In 1982, 24-year-old schizophrenic patient J.S. faced a difficult decision: The neuroleptic drug Prolixin relieved his psychotic symptoms, but it produced tardive dyskinesia, a progressive disorder that caused uncontrollable movements of his legs, arms, and tongue.
His therapist learned of an experimental program that might reduce this side effect, and J.S. signed consent forms to enter treatment. But the first step was to stop all medications, and without the Prolixin he descended again into psychosis and refused the experimental medication.
This produces an impossible dilemma: Does J.S.’ “sane” self have the right to overrule his “insane” self, if the two disagree? Can Dr. Jekyll bind Mr. Hyde? Such a directive is sometimes called a Ulysses contract, after the Greek hero who ordered his men to disregard his commands as they sailed past the sirens. If a patient directs his caregivers to ignore his own future requests, can the caregivers follow these orders?

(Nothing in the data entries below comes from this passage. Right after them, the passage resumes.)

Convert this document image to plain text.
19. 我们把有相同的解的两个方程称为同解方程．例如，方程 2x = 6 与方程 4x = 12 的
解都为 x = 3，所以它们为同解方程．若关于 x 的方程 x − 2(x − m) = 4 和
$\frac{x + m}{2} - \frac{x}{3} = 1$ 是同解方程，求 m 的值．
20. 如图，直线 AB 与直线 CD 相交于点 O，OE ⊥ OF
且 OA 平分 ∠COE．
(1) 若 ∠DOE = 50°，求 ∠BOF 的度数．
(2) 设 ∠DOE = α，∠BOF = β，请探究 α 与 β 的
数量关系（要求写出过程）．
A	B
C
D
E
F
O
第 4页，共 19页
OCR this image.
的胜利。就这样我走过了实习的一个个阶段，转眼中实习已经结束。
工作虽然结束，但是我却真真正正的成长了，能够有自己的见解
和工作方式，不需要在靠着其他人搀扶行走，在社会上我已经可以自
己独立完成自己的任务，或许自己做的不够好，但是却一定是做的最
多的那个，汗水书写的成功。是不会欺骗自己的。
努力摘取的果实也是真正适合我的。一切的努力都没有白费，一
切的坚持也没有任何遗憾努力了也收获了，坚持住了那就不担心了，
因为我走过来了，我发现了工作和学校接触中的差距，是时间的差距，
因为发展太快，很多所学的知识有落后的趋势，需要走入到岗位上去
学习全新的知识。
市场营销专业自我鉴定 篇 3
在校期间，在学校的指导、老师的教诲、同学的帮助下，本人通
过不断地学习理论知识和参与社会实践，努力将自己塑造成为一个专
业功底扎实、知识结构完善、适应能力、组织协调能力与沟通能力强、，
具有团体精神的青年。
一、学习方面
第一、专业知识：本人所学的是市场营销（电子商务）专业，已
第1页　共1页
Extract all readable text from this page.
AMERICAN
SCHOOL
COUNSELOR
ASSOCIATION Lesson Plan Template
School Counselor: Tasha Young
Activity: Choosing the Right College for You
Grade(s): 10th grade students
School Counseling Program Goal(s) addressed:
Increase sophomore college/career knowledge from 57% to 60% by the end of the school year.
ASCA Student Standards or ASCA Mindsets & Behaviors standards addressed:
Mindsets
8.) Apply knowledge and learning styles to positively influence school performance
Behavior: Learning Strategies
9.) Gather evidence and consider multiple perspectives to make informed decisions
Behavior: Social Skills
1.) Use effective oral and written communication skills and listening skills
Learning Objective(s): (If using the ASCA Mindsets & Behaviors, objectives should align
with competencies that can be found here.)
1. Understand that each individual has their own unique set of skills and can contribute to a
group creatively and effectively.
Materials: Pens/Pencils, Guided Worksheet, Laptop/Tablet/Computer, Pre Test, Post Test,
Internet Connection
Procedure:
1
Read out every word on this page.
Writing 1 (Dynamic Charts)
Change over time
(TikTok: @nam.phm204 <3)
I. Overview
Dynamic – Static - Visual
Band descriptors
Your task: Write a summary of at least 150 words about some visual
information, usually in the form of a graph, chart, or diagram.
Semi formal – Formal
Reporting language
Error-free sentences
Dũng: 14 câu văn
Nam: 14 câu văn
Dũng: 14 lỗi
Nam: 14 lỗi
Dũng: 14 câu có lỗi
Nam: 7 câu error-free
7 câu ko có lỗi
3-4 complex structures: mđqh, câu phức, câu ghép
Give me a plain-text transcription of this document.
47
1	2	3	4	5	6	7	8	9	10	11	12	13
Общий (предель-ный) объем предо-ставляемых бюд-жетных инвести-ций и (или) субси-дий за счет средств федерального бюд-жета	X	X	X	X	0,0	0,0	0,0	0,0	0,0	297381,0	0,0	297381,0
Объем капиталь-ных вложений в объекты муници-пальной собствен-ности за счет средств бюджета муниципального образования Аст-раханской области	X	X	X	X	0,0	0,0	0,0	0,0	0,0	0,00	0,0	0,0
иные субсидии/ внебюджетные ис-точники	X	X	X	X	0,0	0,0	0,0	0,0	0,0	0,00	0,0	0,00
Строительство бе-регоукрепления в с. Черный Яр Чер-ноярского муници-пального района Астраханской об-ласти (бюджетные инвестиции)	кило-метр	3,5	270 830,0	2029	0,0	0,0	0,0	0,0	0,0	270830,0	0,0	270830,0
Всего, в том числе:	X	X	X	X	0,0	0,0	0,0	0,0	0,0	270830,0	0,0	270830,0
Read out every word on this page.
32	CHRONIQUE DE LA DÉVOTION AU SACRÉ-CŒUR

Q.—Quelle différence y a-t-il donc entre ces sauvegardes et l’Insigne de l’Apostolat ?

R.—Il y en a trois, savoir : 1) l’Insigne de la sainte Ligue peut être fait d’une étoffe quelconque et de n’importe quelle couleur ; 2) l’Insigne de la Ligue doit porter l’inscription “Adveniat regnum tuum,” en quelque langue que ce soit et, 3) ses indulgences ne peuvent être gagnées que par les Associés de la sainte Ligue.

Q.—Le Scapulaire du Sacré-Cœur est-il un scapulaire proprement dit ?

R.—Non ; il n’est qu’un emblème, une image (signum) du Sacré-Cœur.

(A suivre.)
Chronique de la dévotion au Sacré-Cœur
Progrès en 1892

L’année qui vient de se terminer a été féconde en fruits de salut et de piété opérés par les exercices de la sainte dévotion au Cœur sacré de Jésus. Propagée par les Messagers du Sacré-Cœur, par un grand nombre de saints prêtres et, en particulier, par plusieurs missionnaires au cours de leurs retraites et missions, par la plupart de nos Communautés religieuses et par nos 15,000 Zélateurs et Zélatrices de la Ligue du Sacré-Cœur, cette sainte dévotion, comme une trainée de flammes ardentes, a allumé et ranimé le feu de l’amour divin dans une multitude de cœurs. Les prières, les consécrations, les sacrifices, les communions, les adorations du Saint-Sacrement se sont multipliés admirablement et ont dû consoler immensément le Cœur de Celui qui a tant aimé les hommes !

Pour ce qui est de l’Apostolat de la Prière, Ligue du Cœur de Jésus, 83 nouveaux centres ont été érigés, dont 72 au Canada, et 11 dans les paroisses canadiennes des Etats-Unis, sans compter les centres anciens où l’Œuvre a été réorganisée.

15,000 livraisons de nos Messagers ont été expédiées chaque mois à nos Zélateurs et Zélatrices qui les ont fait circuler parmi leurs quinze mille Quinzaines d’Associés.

In J.S.’ case, the answer was no. The research unit’s legal counsel decided that his earlier consent did not override his later refusal, and he was withdrawn from the program. When he resumed his antipsychotic medication and learned what had happened, he begged for another chance to try the experimental medication. Had they been wrong to refuse him?
(Morton E. Winston, Sally M. Winston, Paul S. Appelbaum, and Nancy K. Rhoden, “Can a Subject Consent to a ‘Ulysses Contract’?”, The Hastings Center Report 12:4 [August 1982], 26-28.)